When there is no personal responsibility for the "actions" of investor money, then the government needs to regulate to ensure that corporations can't be used to divest investors of the negative repercussions of awful actions -- like wanton pollution that causes cancer, for example. If I knowingly dump toxins that make people sick, I can be imprisoned. A corporation cannot be imprisoned... so we regulate to ensure corporations don't do that kind of thing.

Comment Re:As soon as you have anything to take (Score 1) 293

My understanding is that, in the case of S-corps, income is treated as a straight pass-through to the shareholders' personal income, and the corporation itself pays no taxes directly.

True, except that it's not passed through when the S-Corp earns the income, it is passed through when it's distributed to the owner(s). There are other rules governing when distributions to owners have to be made, etc.

Comment Re:As soon as you have anything to take (Score 1) 293

You have or should have no responsibility or liability for my actions unless you specifically knew of them before enabling them with the loan.

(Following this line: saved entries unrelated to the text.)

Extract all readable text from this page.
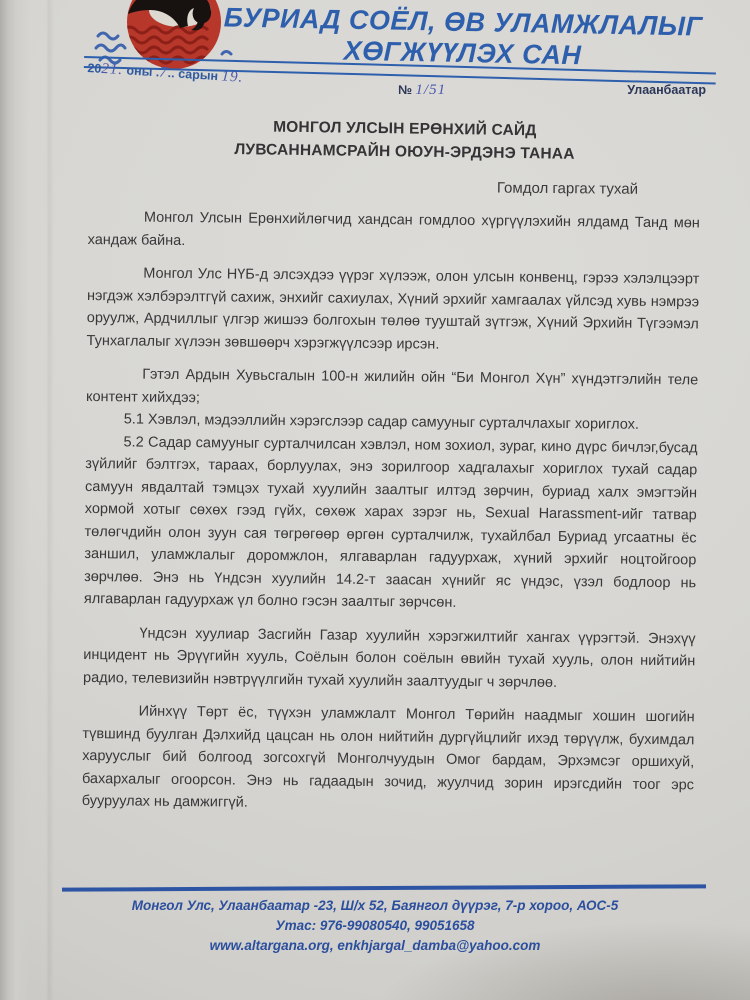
БУРИАД СОЁЛ, ӨВ УЛАМЖЛАЛЫГ
ХӨГЖҮҮЛЭХ САН
2021. оны .7.. сарын 19.
№ 1/51	Улаанбаатар
МОНГОЛ УЛСЫН ЕРӨНХИЙ САЙД
ЛУВСАННАМСРАЙН ОЮУН-ЭРДЭНЭ ТАНАА
Гомдол гаргах тухай

Монгол Улсын Ерөнхийлөгчид хандсан гомдлоо хүргүүлэхийн ялдамд Танд мөн хандаж байна.

Монгол Улс НҮБ-д элсэхдээ үүрэг хүлээж, олон улсын конвенц, гэрээ хэлэлцээрт нэгдэж хэлбэрэлтгүй сахиж, энхийг сахиулах, Хүний эрхийг хамгаалах үйлсэд хувь нэмрээ оруулж, Ардчиллыг үлгэр жишээ болгохын төлөө тууштай зүтгэж, Хүний Эрхийн Түгээмэл Тунхаглалыг хүлээн зөвшөөрч хэрэгжүүлсээр ирсэн.

Гэтэл Ардын Хувьсгалын 100-н жилийн ойн “Би Монгол Хүн” хүндэтгэлийн теле контент хийхдээ;

5.1 Хэвлэл, мэдээллийн хэрэгслээр садар самууныг сурталчлахыг хориглох.

5.2 Садар самууныг сурталчилсан хэвлэл, ном зохиол, зураг, кино дүрс бичлэг,бусад зүйлийг бэлтгэх, тараах, борлуулах, энэ зорилгоор хадгалахыг хориглох тухай садар самуун явдалтай тэмцэх тухай хуулийн заалтыг илтэд зөрчин, буриад халх эмэгтэйн хормой хотыг сөхөх гээд гүйх, сөхөж харах зэрэг нь, Sexual Harassment-ийг татвар төлөгчдийн олон зуун сая төгрөгөөр өргөн сурталчилж, тухайлбал Буриад угсаатны ёс заншил, уламжлалыг доромжлон, ялгаварлан гадуурхаж, хүний эрхийг ноцтойгоор зөрчлөө. Энэ нь Үндсэн хуулийн 14.2-т заасан хүнийг яс үндэс, үзэл бодлоор нь ялгаварлан гадуурхаж үл болно гэсэн заалтыг зөрчсөн.

Үндсэн хуулиар Засгийн Газар хуулийн хэрэгжилтийг хангах үүрэгтэй. Энэхүү инцидент нь Эрүүгийн хууль, Соёлын болон соёлын өвийн тухай хууль, олон нийтийн радио, телевизийн нэвтрүүлгийн тухай хуулийн заалтуудыг ч зөрчлөө.

Ийнхүү Төрт ёс, түүхэн уламжлалт Монгол Төрийн наадмыг хошин шогийн түвшинд буулган Дэлхийд цацсан нь олон нийтийн дургүйцлийг ихэд төрүүлж, бухимдал харууслыг бий болгоод зогсохгүй Монголчуудын Омог бардам, Эрхэмсэг оршихуй, бахархалыг огоорсон. Энэ нь гадаадын зочид, жуулчид зорин ирэгсдийн тоог эрс бууруулах нь дамжиггүй.

Монгол Улс, Улаанбаатар -23, Ш/х 52, Баянгол дүүрэг, 7-р хороо, АОС-5
Утас: 976-99080540, 99051658
www.altargana.org, enkhjargal_damba@yahoo.com
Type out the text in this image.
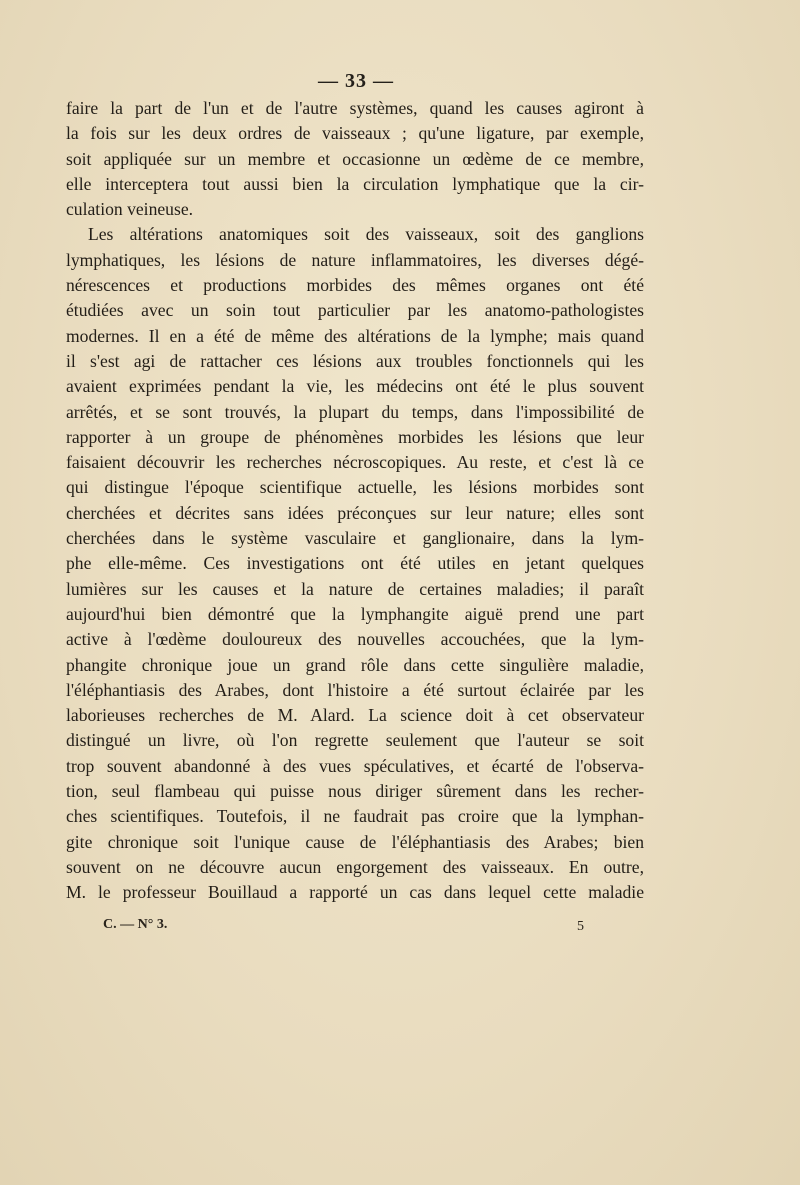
— 33 —
faire la part de l'un et de l'autre systèmes, quand les causes agiront à
la fois sur les deux ordres de vaisseaux ; qu'une ligature, par exemple,
soit appliquée sur un membre et occasionne un œdème de ce membre,
elle interceptera tout aussi bien la circulation lymphatique que la cir-
culation veineuse.
Les altérations anatomiques soit des vaisseaux, soit des ganglions
lymphatiques, les lésions de nature inflammatoires, les diverses dégé-
nérescences et productions morbides des mêmes organes ont été
étudiées avec un soin tout particulier par les anatomo-pathologistes
modernes. Il en a été de même des altérations de la lymphe; mais quand
il s'est agi de rattacher ces lésions aux troubles fonctionnels qui les
avaient exprimées pendant la vie, les médecins ont été le plus souvent
arrêtés, et se sont trouvés, la plupart du temps, dans l'impossibilité de
rapporter à un groupe de phénomènes morbides les lésions que leur
faisaient découvrir les recherches nécroscopiques. Au reste, et c'est là ce
qui distingue l'époque scientifique actuelle, les lésions morbides sont
cherchées et décrites sans idées préconçues sur leur nature; elles sont
cherchées dans le système vasculaire et ganglionaire, dans la lym-
phe elle-même. Ces investigations ont été utiles en jetant quelques
lumières sur les causes et la nature de certaines maladies; il paraît
aujourd'hui bien démontré que la lymphangite aiguë prend une part
active à l'œdème douloureux des nouvelles accouchées, que la lym-
phangite chronique joue un grand rôle dans cette singulière maladie,
l'éléphantiasis des Arabes, dont l'histoire a été surtout éclairée par les
laborieuses recherches de M. Alard. La science doit à cet observateur
distingué un livre, où l'on regrette seulement que l'auteur se soit
trop souvent abandonné à des vues spéculatives, et écarté de l'observa-
tion, seul flambeau qui puisse nous diriger sûrement dans les recher-
ches scientifiques. Toutefois, il ne faudrait pas croire que la lymphan-
gite chronique soit l'unique cause de l'éléphantiasis des Arabes; bien
souvent on ne découvre aucun engorgement des vaisseaux. En outre,
M. le professeur Bouillaud a rapporté un cas dans lequel cette maladie
C. — N° 3.	5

This is a false analogy in some ways. In your example the drug-seller is an individual who is responsible for their actions. A corporation is no such thing. Let's say you create an enterprise, with documentation and everything, to buy and sell cars at a profit. You ask your buddy for $100 to get you started, in exchange for partial ownership of the enterprise. He agrees, gives you the cash, and then you go on to buy and sell drugs. Does he have responsibilty? Yes. He did not oversee the actions of the entity (like a partner in a partnership) or hire anyone to do so (like shareholders in traditional corporation). His money enabled the drug dealing.

It doesn't matter if he knew of the specific actions you'd take with his money. He should have known, it is his responsibility as a partner or shareholder.

This is one reason why we pay corporate board members so much. They assume a lot of the personal risk that the shareholders would otherwise hold. The legal structure allows shareholders to divest the risk onto the board... but someone can still be held accountable to some extent.

Comment Re:As soon as you have anything to take (Score 1) 293

The question is: why should limited liability impose a constraint on collective political speech?

Because limited liability is designed to separate the person from the entity. Why should the entity have any right to political speech? It is not a person, it is not a citizen. It cannot vote. You do not give up any rights to free speech (or any other human rights) when you form an LLC.